EngChain: A Symbolic Benchmark for Verifiable Multi-Step Reasoning in Engineering
Ayesha Gull, Muhammad Usman Safder, Rania Elbadry, Preslav Nakov, Zhuohan Xie
TL;DR
EngChain provides a symbolic benchmark for verifiable, multi-step engineering reasoning to address integration of physical laws, mathematical modeling, and practical constraints in engineering problems. The approach hinges on symbolic templates for scalable problem generation and a two-stage evaluation that first verifies intermediate steps and then analyzes errors with an automated LLM-as-a-Judge. The study demonstrates a persistent gap between final answer accuracy and procedural reasoning across 11 frontier models, highlighting a prevalence of Conceptual Errors and a surprising rate of Alternative Correct solutions. The findings motivate broader multi-domain, verifiable evaluation and guide future improvements in dataset design, evaluation metrics, and model training toward robust, principled engineering reasoning.
Abstract
Large Language Models (LLMs) are increasingly being applied to specialized, high-stakes domains like engineering, which demands rigorous evaluation of their complex reasoning capabilities.

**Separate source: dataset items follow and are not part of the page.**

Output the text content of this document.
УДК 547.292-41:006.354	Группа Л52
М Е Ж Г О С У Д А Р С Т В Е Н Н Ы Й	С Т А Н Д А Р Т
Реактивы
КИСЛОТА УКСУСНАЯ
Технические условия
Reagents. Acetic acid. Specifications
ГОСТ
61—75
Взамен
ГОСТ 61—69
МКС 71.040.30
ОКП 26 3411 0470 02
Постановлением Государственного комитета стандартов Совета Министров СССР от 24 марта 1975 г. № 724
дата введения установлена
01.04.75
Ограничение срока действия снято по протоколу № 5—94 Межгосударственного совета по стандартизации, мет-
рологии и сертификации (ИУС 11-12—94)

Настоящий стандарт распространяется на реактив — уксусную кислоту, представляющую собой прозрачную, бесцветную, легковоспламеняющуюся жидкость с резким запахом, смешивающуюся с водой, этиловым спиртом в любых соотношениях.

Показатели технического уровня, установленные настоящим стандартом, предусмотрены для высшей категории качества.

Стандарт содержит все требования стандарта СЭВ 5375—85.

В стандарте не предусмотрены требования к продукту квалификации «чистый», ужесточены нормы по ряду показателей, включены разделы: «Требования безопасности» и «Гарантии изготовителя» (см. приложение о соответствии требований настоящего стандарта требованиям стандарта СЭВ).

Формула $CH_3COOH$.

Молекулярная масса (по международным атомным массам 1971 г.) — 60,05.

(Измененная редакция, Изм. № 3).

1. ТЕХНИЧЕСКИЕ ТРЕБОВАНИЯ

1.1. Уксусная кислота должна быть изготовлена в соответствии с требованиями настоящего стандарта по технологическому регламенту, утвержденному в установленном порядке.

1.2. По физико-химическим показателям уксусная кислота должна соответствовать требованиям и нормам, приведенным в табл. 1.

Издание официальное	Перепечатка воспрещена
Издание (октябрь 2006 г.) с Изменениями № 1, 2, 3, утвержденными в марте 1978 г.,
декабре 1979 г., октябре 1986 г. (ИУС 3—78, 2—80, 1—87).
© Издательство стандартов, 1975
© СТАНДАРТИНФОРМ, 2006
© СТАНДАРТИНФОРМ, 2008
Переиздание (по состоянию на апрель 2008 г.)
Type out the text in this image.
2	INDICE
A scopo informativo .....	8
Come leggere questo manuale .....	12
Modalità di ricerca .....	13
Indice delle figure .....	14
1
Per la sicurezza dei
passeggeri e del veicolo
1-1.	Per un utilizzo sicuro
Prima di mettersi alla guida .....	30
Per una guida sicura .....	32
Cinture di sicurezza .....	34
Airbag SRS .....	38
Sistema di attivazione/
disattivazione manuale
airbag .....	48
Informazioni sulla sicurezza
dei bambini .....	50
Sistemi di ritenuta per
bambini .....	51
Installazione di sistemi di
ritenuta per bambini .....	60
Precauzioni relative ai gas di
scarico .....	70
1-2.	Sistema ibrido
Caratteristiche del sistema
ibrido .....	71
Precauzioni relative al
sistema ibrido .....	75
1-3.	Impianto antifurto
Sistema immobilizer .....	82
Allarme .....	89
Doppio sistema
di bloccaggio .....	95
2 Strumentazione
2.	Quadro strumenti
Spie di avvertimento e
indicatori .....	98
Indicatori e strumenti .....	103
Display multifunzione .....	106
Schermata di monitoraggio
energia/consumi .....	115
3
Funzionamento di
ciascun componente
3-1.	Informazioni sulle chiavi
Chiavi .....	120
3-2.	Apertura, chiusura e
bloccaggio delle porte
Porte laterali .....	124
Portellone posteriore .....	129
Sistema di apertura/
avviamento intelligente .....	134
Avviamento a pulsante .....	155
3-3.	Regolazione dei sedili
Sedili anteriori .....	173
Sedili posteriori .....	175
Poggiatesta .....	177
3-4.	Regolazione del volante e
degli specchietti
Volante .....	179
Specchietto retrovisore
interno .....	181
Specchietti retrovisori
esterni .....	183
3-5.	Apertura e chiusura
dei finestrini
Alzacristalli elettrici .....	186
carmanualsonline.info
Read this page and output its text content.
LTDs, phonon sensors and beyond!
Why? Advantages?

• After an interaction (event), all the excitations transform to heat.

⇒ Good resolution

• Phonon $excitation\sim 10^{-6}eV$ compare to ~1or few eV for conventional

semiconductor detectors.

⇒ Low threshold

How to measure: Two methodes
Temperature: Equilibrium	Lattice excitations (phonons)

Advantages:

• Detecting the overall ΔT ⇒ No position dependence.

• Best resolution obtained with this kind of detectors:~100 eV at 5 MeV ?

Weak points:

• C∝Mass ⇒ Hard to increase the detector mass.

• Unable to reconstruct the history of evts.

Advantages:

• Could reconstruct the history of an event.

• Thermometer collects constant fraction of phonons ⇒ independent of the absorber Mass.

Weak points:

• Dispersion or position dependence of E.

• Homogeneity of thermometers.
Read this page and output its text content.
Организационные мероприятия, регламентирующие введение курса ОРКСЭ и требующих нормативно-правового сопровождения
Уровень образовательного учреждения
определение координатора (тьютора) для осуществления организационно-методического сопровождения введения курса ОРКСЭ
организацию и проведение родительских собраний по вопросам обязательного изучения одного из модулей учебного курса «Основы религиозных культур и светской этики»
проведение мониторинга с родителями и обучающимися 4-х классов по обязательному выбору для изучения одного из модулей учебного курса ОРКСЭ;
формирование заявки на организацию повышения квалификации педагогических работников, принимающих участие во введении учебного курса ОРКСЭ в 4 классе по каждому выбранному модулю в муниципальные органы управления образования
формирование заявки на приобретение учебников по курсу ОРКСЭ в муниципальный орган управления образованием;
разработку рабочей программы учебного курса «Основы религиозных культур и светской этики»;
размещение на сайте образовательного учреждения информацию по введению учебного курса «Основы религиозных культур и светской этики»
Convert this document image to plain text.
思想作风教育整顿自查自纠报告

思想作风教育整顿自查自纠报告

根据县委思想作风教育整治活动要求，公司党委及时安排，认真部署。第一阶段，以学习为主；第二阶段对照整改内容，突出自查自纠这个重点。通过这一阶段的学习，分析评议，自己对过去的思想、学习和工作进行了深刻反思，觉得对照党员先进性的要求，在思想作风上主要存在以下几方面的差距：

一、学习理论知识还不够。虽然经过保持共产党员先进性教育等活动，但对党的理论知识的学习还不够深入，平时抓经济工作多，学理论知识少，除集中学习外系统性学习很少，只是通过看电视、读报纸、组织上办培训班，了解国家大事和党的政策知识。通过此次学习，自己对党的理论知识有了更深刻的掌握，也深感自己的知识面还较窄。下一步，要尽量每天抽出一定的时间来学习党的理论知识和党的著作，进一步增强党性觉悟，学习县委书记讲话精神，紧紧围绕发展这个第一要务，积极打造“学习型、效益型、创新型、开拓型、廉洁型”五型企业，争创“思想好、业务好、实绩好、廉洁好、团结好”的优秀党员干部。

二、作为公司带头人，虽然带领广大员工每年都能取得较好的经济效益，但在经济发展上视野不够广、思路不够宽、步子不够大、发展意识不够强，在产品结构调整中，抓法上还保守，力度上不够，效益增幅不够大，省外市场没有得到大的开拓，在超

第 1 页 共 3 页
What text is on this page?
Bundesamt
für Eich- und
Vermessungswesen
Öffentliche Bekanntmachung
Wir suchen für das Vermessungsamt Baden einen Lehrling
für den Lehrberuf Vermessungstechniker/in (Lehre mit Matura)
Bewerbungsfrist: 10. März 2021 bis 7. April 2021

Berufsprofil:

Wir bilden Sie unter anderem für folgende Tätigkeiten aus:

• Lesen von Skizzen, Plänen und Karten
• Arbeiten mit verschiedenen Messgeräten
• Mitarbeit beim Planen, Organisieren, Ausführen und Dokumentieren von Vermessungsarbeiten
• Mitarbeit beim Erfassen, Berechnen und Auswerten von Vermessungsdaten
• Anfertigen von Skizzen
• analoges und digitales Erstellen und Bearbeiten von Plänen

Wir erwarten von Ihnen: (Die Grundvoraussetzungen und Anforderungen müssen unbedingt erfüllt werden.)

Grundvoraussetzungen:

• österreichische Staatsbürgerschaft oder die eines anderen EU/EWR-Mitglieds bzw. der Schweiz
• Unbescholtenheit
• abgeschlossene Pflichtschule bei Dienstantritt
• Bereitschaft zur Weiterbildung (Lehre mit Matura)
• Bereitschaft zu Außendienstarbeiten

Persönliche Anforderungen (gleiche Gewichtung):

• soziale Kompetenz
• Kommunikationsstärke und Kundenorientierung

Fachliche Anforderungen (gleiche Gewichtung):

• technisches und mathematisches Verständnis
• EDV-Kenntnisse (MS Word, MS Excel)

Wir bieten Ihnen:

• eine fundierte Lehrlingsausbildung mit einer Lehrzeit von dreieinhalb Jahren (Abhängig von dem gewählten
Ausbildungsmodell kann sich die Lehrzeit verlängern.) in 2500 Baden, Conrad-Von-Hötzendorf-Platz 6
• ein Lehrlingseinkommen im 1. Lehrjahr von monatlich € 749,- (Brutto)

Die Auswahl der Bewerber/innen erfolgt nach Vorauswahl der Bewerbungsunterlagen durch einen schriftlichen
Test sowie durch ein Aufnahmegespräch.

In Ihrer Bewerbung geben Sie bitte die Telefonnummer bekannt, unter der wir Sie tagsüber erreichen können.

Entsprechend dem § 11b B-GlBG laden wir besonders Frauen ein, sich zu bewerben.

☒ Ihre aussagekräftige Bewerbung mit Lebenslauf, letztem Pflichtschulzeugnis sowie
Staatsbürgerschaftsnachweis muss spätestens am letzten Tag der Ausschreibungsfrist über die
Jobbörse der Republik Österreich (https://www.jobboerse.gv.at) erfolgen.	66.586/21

While current benchmarks assess language understanding, factual recall, mathematics or code generation, none capture the integrative reasoning central to engineering where scientific principles, quantitative modeling and practical constraints must converge. To address this gap, we introduce EngChain, a benchmark for verifiable multi-step engineering problem-solving. EngChain contains 90 problems spanning three engineering branches, organized into 9 domains and 20 distinct areas. The problems are generated from symbolic templates with a high degree of randomization to ensure diversity and eliminate the risk of contamination. With this benchmark, we move beyond final answer accuracy with a two-stage evaluation: we first quantitatively verify the numerical and semantic validity of each reasoning step and then introduce LLM-As-A-Judge, an automated system to qualitatively categorize the identified reasoning errors.